Yet another aspect of debate coming on the heels of the terror attack on a Florida nightclub is the discussion of “demilitarizing” our police departments.
In light of the Kevlar helmet that saved the life of one officer during the melee, some are warning that we can’t take demilitarizing too much, lest we leave police unprepared to respond to terror attacks.
During a segment on Fox News about the Orlando, Florida terror attack, Paul Viollis, the host of the upcoming TV series “The Security Brief,” was asked about the growing number of domestic police forces equipped by the federal government with military-style guns, armored vehicles, and other tactical devices. Specifically, Viollis was asked if we as a nation should continue the recent interest in taking these tools away from our local police forces.
Since the riots in Ferguson, Missouri in 2014, many felt the military-styled weapons and material police used was too much with many feeling the average police force does not need weapons of war on hand. And as the debate grew it became known police departments were being supplied with these military tools by our own federal government in a Pentagon program meant to unload surplus military equipment onto local police forces. Many decried this as turning our police forces into armies instead of community police.

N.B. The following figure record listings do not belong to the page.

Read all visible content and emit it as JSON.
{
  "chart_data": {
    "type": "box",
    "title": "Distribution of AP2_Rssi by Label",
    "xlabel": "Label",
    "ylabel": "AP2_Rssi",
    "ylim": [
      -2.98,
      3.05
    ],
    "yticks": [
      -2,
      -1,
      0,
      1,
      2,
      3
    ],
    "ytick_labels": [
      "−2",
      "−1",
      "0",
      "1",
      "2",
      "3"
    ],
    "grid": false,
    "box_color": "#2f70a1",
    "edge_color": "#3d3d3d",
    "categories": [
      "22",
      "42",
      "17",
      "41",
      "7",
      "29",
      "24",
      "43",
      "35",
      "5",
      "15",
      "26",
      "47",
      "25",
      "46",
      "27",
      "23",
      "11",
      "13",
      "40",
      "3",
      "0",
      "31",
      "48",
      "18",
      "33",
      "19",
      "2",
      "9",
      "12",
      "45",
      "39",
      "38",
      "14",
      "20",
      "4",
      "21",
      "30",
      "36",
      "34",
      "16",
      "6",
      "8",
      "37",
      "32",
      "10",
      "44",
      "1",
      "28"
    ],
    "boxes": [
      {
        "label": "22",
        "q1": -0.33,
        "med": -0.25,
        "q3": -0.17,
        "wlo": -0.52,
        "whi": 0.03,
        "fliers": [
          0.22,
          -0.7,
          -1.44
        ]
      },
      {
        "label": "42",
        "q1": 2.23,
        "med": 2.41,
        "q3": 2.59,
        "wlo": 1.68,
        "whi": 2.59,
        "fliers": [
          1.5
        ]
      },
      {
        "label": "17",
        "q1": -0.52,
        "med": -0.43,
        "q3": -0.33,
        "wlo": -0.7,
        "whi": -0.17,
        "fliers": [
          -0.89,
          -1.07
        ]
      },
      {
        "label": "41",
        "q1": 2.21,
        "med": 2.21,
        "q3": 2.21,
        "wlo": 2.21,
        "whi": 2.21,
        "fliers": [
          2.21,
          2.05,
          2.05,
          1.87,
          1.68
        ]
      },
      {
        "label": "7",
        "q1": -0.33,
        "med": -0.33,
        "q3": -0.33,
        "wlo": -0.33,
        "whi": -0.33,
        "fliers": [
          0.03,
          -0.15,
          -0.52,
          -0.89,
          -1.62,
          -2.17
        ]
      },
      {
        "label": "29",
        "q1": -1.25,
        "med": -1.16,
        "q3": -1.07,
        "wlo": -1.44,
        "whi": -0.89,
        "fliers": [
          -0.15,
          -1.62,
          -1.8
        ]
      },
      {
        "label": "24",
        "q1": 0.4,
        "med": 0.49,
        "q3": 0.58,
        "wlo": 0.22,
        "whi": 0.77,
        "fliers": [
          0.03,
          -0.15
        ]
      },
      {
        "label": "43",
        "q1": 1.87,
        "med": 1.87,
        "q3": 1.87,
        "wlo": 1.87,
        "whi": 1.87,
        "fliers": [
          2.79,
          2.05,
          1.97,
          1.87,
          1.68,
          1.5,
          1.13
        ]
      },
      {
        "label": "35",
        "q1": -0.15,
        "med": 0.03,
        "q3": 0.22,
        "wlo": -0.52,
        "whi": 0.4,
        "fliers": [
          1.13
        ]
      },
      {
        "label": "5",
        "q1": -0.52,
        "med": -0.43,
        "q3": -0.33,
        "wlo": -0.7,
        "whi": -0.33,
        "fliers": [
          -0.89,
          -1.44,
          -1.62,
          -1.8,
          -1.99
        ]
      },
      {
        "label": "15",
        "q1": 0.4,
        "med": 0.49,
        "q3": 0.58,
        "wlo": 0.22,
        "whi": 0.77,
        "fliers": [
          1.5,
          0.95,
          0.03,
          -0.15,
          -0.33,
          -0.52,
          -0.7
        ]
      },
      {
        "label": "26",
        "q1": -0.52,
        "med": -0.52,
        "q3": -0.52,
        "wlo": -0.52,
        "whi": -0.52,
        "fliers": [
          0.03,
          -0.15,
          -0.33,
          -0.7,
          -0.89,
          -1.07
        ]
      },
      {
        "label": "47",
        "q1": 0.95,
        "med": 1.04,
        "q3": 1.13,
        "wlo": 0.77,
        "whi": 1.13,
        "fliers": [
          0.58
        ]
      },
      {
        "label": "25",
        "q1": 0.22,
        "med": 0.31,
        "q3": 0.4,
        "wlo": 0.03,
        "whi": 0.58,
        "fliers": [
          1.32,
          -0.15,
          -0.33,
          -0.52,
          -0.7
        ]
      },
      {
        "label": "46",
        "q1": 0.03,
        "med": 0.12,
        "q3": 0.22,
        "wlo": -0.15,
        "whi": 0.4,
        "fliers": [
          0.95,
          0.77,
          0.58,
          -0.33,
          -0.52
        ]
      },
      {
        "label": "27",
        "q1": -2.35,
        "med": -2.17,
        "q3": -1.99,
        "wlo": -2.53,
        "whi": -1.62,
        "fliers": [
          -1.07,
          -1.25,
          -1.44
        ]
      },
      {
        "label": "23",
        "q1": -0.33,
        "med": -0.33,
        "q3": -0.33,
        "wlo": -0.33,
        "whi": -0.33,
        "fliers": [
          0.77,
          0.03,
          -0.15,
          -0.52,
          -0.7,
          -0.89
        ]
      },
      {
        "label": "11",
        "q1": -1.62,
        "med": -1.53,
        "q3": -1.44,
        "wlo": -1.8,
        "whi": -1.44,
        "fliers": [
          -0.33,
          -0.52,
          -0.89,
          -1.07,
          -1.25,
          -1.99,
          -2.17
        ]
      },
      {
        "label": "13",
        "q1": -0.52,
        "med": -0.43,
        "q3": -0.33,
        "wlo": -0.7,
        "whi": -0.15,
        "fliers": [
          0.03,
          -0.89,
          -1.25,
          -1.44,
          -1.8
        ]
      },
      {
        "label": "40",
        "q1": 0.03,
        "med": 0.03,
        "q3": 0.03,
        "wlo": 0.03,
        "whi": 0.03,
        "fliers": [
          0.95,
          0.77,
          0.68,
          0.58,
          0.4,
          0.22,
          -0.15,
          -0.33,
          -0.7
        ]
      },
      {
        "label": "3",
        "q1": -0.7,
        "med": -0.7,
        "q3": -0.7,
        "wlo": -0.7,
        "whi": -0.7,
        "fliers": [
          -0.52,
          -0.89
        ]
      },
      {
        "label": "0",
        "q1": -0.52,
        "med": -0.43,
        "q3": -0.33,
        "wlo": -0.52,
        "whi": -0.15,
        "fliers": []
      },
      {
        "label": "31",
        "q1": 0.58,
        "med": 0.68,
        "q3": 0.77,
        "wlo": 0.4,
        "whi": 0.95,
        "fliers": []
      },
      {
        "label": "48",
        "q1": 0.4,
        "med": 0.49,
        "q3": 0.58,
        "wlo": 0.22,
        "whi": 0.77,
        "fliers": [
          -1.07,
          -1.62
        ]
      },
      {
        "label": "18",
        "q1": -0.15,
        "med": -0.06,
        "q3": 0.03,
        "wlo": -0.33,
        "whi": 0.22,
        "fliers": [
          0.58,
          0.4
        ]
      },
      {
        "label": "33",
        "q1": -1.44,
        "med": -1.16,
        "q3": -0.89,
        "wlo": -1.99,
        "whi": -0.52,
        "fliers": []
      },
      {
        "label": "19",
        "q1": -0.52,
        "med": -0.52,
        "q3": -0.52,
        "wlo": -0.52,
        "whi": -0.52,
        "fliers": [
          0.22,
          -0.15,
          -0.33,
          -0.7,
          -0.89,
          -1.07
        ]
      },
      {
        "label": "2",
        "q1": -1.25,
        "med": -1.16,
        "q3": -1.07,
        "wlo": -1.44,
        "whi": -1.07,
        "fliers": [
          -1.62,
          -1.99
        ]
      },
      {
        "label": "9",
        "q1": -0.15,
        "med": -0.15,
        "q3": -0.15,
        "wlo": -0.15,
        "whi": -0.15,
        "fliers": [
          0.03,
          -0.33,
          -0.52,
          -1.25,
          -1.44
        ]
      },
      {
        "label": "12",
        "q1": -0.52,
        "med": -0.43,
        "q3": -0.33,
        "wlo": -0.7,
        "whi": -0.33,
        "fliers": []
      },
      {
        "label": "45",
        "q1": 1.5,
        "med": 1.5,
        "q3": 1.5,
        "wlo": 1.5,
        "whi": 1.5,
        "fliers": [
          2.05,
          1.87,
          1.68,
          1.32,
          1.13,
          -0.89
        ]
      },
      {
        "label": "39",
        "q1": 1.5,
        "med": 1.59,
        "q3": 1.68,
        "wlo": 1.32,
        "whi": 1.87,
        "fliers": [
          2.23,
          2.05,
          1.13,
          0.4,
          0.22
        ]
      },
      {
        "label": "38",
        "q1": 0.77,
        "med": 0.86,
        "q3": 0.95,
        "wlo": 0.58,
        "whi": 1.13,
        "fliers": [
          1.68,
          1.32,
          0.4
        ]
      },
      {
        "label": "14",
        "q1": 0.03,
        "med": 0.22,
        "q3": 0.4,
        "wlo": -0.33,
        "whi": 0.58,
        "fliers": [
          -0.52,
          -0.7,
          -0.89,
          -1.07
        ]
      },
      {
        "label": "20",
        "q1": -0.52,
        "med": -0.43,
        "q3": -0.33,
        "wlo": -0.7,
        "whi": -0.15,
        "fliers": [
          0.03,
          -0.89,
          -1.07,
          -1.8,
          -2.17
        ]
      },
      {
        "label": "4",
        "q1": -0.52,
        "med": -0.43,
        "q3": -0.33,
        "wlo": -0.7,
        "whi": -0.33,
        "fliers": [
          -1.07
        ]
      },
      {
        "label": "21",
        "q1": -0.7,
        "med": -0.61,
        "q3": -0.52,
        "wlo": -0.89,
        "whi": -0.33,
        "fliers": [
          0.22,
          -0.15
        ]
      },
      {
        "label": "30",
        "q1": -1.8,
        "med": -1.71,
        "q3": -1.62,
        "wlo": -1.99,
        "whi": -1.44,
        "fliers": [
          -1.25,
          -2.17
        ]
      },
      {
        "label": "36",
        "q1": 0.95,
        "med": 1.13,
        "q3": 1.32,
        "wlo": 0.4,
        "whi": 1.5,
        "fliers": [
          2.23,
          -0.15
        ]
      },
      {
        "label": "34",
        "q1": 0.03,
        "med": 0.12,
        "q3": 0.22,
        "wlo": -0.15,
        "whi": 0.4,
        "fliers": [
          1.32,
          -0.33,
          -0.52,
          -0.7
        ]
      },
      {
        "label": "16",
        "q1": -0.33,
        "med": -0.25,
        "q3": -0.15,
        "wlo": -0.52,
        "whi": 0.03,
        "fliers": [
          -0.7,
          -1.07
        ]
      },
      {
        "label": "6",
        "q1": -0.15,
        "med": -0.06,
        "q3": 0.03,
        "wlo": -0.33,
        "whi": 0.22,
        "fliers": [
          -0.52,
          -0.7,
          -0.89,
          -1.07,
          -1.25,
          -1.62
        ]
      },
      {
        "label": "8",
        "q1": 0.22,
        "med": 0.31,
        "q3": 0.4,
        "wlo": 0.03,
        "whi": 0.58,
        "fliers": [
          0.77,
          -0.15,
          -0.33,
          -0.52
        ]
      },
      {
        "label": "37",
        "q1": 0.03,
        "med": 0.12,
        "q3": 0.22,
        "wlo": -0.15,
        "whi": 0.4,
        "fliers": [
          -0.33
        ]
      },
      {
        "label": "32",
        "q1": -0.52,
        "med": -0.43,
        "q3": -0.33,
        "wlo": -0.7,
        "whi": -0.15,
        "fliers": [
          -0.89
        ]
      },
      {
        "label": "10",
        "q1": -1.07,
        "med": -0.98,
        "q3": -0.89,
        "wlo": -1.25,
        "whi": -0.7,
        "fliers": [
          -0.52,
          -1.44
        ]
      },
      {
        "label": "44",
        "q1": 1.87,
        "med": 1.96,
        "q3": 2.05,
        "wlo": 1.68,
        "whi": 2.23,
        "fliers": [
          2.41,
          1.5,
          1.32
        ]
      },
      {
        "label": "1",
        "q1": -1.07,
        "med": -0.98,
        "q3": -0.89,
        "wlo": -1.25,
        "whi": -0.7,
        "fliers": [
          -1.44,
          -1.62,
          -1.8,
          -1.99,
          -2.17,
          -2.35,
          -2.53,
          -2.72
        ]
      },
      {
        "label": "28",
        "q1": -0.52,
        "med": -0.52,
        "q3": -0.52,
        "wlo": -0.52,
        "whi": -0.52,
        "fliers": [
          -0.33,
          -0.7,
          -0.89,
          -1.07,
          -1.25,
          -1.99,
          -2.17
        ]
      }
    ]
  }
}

During this past Presidential primary cycle, for instance, Kentucky Senator Rand Paul insisted that we must demilitarize the police. President Obama also announced plans to scale back the Pentagon’s program of sending military equipment to local police departments.
But the question of having local police equipped with military surplus arises anew because one of the police officers who responded to the nightclub incident was shot in the head by the radical Islamist who attacked the Pulse nightclub in Orlando. The officer survived only because he was wearing a military-styled, Kevlar tactical helmet.
During the Fox segment, Viollis noted that this incident and the officer’s military-styled helmet are exactly why we should be careful about this move to demilitarize police.
Viollis reminded viewers of one of the reasons police forces began to “militarize” themselves in the first place: the gunfight between FBI agents and two bank robbers in Miami, Florida in 1986.
“What’s incumbent upon us right now,” Viollis said, “is to reflect a little bit on 1986 in Miami. Remember, FBI outnumbered gunman four to one, but yet they were outgunned leaving two FBI agents dead and five more seriously injured all because they did not have the proper armament to protect themselves and to do their job. We learned from that, but we have to reflect on that today.”
“We simply can not allow,” Viollis continued, “the quote-unquote aesthetics of a tactical police response and how that may, in fact, possibly offend somebody to alter how we arm out police officers. We are in combat situations as we can see here and they have to be protected because if they’re not, then the community simply will not be protected.”
Viollis didn’t mention it, but another such incident was the gunfight between police and body-armored bank robbers in North Hollywood in 1997. In that case police were again outgunned and unable to properly respond as the two crooks shot up the neighborhood while easily fending off police because the criminals had high-powered armament and full, military-styled body armor.